Samurai in Edo period (1639–1730)

Daidōji Yūzan (大道寺 友山) was a samurai and military strategist of Edo period Japan. He was born in Fushimi in Yamashiro Province (present-day Fushimi-ku, Kyoto). Among the works he wrote in his late years was the widely circulated Budō Shoshin-shū (武道初心集), an introduction to warrior ethics that was influential among middle- and lower-class samurai. It has been translated into English by Arthur Lindsay Sadler as The Code of the Samurai (1941; 1988), William Scott Wilson as Budoshoshinshu: The Warrior's Primer and by Thomas Cleary.

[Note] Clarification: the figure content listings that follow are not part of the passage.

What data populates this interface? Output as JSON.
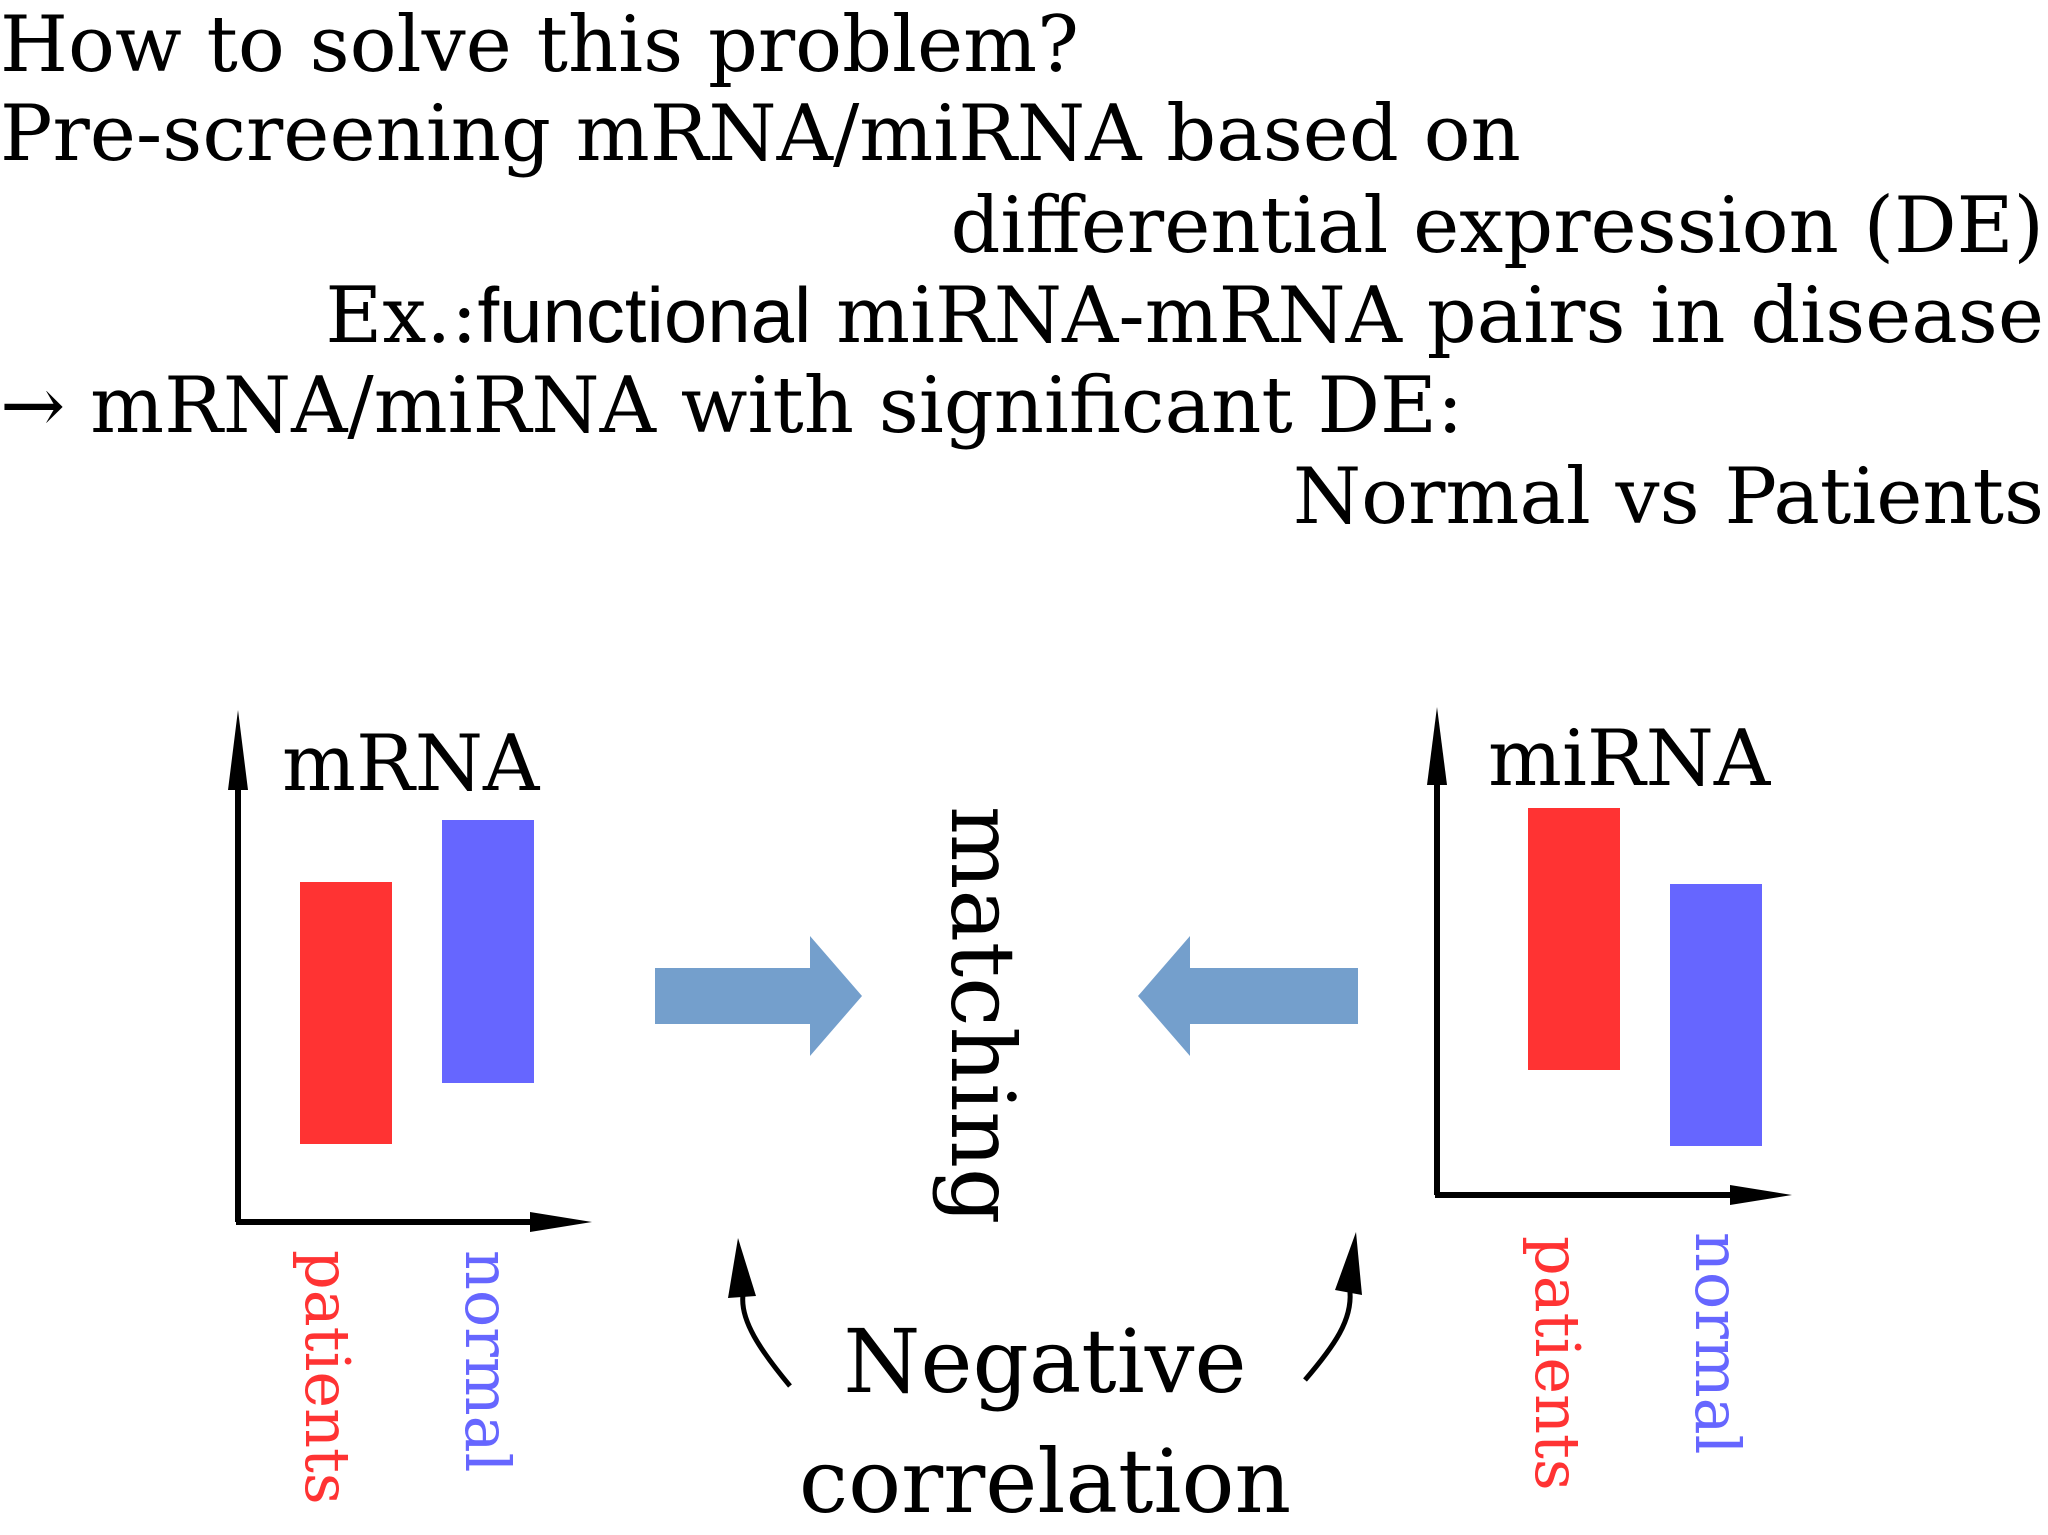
{
  "text": {
    "line1": "How to solve this problem?",
    "line2": "Pre-screening mRNA/miRNA based on",
    "line3": "differential expression (DE)",
    "line4_prefix": "Ex.:",
    "line4_sans": "functional",
    "line4_rest": " miRNA-mRNA pairs in disease",
    "line5": "→ mRNA/miRNA with significant DE:",
    "line6": "Normal vs Patients"
  },
  "left_panel": {
    "title": "mRNA",
    "bars": [
      {
        "label": "patients",
        "color": "#ff3333",
        "low": 0.3,
        "high": 1.3
      },
      {
        "label": "normal",
        "color": "#6666ff",
        "low": 0.53,
        "high": 1.54
      }
    ]
  },
  "right_panel": {
    "title": "miRNA",
    "bars": [
      {
        "label": "patients",
        "color": "#ff3333",
        "low": 0.48,
        "high": 1.48
      },
      {
        "label": "normal",
        "color": "#6666ff",
        "low": 0.19,
        "high": 1.19
      }
    ]
  },
  "center": {
    "matching": "matching",
    "neg1": "Negative",
    "neg2": "correlation",
    "arrow_color": "#749fcc"
  }
}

Yūzan was the son of Daidōji Shigehisa (大道寺繁久), the grandson of Daidōji Naoshige (大道寺直繁) and the great-grandson of Daidōji Masashige (大道寺政繁), an important advisor to the Later Hōjō clan. Shigehisa had been a samurai in the service of Matsudaira Tadateru, daimyō of the Echigo Takada fief, but became a rōnin in 1619 when Tadateru was dismissed from service. Yūzan studied the arts of war in Edo under Obata Kagenori, Hōjō Ujinaga (北条氏長), Yamaga Sokō and others. He then lectured on the subject as a guest of the Asano at the Hiroshima fief, the Matsudaira clan at the Aizu fief, the Matsudaira clan at the Fukui fief, and elsewhere in Japan.

Yūzan's son Daidōji Shigetaka (大道寺重高) became a retainer of the Fukui fief with a stipend of 300 koku.